Aluna Theatre drops 2024 RUTAS Festival lineup
Aluna Theatre has announced the lineup for this year’s iteration of the RUTAS International Performing Arts Festival, running from September 26 until October 6 at Theatre Passe Muraille and Factory Theatre.
RUTAS 2024 will include an array of performances, installations, and workshops. The festival showcases a lineup of interdisciplinary talent from across the Americas, with programming connected around the theme of “personal cartographies.”

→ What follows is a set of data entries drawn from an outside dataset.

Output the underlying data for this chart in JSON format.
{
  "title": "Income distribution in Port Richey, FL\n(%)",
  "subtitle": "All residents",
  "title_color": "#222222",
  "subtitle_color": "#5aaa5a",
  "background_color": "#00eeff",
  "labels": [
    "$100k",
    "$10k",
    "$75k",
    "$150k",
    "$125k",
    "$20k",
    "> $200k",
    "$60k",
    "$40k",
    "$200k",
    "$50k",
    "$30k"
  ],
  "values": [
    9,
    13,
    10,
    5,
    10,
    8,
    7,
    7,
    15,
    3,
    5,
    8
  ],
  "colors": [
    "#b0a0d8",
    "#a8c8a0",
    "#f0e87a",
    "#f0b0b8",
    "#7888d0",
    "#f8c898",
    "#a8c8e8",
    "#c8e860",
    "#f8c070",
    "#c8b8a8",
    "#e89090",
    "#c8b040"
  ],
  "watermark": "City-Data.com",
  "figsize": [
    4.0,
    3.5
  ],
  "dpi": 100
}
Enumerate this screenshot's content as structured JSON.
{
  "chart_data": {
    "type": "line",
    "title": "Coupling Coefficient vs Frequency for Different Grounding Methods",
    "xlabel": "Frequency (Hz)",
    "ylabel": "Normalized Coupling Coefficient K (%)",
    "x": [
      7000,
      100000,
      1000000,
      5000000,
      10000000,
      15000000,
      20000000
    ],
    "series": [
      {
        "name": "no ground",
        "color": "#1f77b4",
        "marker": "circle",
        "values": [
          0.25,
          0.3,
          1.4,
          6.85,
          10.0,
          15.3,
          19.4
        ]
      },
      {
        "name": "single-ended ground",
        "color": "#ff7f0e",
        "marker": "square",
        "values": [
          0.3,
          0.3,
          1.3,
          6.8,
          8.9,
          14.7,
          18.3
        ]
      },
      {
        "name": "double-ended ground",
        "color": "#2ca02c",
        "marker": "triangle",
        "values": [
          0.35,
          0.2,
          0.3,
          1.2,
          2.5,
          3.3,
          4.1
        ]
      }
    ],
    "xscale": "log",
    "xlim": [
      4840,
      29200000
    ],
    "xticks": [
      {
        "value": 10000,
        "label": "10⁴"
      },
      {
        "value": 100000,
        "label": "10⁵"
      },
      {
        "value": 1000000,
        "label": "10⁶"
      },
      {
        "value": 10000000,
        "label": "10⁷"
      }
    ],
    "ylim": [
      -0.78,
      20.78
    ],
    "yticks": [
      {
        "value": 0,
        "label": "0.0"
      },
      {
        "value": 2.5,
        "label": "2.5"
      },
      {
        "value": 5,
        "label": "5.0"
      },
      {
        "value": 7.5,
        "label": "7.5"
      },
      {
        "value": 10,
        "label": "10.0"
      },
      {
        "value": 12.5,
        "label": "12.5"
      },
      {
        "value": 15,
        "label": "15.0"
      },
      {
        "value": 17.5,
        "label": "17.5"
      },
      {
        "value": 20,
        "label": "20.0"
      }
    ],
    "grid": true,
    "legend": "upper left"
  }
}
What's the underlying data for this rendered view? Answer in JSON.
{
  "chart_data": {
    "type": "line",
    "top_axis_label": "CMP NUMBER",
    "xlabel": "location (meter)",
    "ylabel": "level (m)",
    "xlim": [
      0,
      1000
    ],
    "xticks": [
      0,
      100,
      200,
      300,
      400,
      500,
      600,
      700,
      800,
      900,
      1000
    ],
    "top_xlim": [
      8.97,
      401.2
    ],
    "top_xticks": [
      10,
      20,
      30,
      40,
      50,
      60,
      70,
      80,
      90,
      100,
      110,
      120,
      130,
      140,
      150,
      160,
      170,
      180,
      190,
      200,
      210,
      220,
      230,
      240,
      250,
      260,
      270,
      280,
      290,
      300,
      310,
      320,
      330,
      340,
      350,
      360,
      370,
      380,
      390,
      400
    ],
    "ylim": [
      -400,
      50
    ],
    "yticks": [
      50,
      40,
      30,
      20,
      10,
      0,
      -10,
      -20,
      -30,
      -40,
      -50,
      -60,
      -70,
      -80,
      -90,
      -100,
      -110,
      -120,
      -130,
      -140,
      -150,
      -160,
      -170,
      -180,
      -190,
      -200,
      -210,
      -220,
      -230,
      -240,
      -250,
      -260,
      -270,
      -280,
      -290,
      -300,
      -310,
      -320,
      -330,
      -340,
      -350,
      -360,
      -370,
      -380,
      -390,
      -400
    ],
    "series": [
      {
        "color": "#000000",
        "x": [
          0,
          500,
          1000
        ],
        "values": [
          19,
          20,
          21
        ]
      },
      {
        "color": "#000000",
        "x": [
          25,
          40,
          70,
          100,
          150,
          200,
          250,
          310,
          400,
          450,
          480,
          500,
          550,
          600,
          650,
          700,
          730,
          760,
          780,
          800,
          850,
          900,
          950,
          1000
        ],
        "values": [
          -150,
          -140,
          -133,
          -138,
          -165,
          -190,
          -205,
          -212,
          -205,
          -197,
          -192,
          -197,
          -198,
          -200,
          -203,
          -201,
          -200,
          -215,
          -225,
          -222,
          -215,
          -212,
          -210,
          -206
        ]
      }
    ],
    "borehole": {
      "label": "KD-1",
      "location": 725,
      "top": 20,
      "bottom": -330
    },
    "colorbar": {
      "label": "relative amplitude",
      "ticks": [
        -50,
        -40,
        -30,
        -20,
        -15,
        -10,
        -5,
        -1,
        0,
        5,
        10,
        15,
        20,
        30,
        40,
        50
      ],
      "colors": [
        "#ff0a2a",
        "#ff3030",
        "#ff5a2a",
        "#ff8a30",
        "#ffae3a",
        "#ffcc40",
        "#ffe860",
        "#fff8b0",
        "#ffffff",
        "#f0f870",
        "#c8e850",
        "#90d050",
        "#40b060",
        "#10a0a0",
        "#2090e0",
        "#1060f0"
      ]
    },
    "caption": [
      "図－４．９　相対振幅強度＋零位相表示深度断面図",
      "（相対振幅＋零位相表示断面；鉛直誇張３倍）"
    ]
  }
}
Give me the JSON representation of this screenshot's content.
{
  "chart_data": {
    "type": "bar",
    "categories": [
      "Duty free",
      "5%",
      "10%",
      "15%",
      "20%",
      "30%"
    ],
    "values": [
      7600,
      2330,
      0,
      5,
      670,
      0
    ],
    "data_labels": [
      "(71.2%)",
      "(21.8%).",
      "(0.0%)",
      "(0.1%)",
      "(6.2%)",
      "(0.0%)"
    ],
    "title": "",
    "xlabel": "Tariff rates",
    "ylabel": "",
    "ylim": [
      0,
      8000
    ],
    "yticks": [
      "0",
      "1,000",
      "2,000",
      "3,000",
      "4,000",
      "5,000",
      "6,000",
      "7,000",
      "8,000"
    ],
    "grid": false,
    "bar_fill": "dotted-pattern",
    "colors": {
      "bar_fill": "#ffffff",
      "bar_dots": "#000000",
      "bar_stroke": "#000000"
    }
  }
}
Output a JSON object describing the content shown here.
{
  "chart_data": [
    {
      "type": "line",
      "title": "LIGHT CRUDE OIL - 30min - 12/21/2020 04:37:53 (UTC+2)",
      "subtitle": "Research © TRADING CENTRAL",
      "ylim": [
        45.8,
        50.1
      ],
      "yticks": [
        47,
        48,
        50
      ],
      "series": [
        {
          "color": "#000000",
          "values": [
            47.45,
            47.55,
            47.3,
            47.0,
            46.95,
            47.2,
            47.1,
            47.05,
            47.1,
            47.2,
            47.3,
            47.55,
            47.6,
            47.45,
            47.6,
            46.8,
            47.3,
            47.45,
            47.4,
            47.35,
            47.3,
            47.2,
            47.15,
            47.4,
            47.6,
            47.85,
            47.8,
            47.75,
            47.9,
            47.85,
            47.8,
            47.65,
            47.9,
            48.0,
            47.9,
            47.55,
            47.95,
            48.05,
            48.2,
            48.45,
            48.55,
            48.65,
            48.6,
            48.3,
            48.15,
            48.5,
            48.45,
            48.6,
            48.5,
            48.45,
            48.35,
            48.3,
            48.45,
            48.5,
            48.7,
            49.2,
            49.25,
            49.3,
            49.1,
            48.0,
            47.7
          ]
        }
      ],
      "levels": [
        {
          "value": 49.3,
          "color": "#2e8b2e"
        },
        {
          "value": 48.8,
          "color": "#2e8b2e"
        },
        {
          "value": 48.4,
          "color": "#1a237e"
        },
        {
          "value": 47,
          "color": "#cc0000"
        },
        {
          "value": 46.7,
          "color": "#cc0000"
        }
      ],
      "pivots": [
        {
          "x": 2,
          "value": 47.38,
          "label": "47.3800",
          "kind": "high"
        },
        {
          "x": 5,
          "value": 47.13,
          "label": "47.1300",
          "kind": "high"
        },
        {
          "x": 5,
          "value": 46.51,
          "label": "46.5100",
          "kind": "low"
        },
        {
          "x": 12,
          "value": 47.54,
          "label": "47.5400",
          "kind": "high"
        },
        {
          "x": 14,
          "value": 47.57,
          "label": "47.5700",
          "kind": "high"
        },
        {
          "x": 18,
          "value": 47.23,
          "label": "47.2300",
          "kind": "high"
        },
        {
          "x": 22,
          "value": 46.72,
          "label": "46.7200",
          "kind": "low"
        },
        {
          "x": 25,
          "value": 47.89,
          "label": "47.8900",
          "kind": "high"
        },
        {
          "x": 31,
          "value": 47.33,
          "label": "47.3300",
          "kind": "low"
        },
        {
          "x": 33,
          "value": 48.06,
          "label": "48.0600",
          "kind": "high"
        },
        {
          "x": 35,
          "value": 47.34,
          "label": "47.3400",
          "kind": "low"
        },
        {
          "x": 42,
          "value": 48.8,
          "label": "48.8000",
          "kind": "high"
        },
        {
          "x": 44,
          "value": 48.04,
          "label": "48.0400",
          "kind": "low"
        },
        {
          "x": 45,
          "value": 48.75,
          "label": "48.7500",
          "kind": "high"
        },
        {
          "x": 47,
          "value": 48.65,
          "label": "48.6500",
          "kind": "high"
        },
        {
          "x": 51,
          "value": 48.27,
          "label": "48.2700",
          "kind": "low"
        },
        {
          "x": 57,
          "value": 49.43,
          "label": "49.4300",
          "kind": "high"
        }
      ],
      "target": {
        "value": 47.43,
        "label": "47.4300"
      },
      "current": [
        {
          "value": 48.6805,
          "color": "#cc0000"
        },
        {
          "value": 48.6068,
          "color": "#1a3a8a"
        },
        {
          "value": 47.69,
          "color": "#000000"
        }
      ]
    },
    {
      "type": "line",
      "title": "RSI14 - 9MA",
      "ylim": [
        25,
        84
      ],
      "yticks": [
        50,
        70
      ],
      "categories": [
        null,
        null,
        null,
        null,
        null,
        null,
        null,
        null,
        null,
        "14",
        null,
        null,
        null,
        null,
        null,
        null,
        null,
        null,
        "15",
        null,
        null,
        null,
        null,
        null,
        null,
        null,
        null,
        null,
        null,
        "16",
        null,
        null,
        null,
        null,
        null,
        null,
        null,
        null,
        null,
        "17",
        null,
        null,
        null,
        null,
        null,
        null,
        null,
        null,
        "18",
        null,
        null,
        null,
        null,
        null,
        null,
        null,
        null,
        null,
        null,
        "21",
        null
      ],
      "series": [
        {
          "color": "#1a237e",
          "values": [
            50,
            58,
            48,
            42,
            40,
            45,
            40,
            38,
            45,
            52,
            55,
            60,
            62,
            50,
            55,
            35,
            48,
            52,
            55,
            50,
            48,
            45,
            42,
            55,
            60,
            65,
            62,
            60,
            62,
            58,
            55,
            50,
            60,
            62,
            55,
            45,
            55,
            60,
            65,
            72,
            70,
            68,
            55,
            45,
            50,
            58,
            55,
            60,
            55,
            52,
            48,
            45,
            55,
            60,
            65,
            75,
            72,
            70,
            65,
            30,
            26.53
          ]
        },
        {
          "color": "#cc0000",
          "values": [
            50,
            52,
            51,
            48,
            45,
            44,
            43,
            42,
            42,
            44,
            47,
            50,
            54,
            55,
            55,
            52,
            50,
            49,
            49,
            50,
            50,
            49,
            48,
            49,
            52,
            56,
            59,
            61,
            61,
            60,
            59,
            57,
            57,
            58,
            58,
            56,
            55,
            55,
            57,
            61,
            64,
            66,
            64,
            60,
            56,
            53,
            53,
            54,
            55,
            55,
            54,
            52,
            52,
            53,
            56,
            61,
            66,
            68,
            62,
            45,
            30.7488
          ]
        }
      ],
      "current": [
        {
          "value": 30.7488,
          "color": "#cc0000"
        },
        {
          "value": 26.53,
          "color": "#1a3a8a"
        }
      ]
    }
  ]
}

“We are inspired by the concept of cartography,” said Aluna artistic director Beatriz Pizano in a press release. “Rather than thinking of it as a mapping of a geographical area, personal cartographies are a way of tracing our personal experiences within the historical and socio-political contexts we inhabit. Where the archives of our histories meet our repertoire of experiences, we find the tools to begin imagining better futures.”
The full RUTAS lineup is listed below. For more information, visit Aluna’s website.
2024 RUTAS Festival lineup
Wilma (Porta Teatro, Mexico)
Factory Theatre Mainspace
September 26-29
In this dance-theatre solo show, a girl grows up as a foreigner on her own land. She’s isolated by the racism and classism imposed by her Irish grandmother, who forbids her to learn Mayan. Because she doesn’t know the language, she misses a cyclone alert and ends up stranded in a hurricane.
Camino a casa | Way Home (Ximena Berecochea, Canada/Mexico)
Factory Theatre Glass Box
September 26-October 6
This photo exhibition by Ximena Berecochea continues the artist’s reflections on how we connect with our surroundings and others. It’s part of a three-year project called Difference, which explores displacement and geographic mobility, as well as the ways we perceive and are perceived.
Coyuntura (CALTAC, Canada)
Factory Theatre Studio
September 27-29
The Canadian Latinx Theatre Artist Coalition (CALTAC) is partnering with Aluna to produce the third iteration of Coyuntura, a vibrant national Latinx theatre gathering that will be held outside of its origin city of Vancouver for the first time since its inception.
Gringas (First Born Theatre Company, Canada)
Theatre Passe Muraille Mainspace
September 28
Recently seen at the Toronto Fringe Festival, Gringas, here presented as a staged reading, takes place under the Muskoka sun, where seven Latina teenagers from across the Latin American diaspora are at language camp, learning Spanish for the first time.
Keeoukaywin (Rihkee Strapp, Canada)
Theatre Passe Muraille Studio
September 28-29
Rihkee Strapp’s installation Keeoukaywin places its audience in a room with a circus tent, on whose cloth walls Miskwa the MAD clown is projected from dream and digital spaces in order to deliver a prophecy to the community.
Documents Perform (New York City Players’ Incoming Theatre Division, Hemispheric Encounters, and Aluna Theatre; multinational)
Factory Theatre Studio
October 1
Co-created by Natalie Álvarez, Richard Maxwell, and Katiana Gonçales Rangel, Documents Perform (or Documentos Realizan) gives the stage to an online cast of artists, activists, and community leaders who want to ratify meaningful policy between regions in the Americas.
Joining from localities throughout the Americas, the cast will collectively reimagine the existing initiatives laid out in Canada’s joint declaration on the Americas Partnership for Economic Prosperity to make it speak to the need for policy supporting sustained artistic co-creation and collaboration in the Americas.
Reminiscencia (Malicho Vaca Valenzuela, Chile)
Theatre Passe Muraille Mainspace
October 3-5
Through a gentle use of digital technologies, Malicho digs deep into his biography and the recent history of Santiago as well as its painful scars. With a narrative built through Google Earth, photographs, and online videos, Reminiscencia focuses on magical and unique places that speak to the emotional topography of the city.
Sandwich Board Hall (Lorena Torres Loaiza, Canada/Colombia)
Theatre Passe Muraille Studio
October 3-5
In an era where physical spaces are becoming unaffordable, artists face a critical question: Where can they showcase their work? In turn, this installation is a digital showcase of an imaginary, surreal arts venue — a way to brainstorm how future artists may adopt new technologies in the face of the loss of urban spaces.
Rosa (Carlos Rivera, Abra Projects, and Ondinnok; Canada/Mexico)
Factory Theatre Studio
October 4-6
Co-presented by RUTAS and Factory Theatre, this dance-theatre piece is an ode to women’s power and their ability to move mountains.
A peasant Indigenous woman from Ixtacamaxtitlan, Rosa flees her community with her six small children on her back. As she escapes a life of abuse at the hands of her husband and in-laws, she crosses valleys, climbs mountains, and faces enormous challenges, before arriving in Mexico City and facing brutal discrimination.
RUTAS runs at Factory Theatre and Theatre Passe Muraille from September 26 to October 6. More information is available here.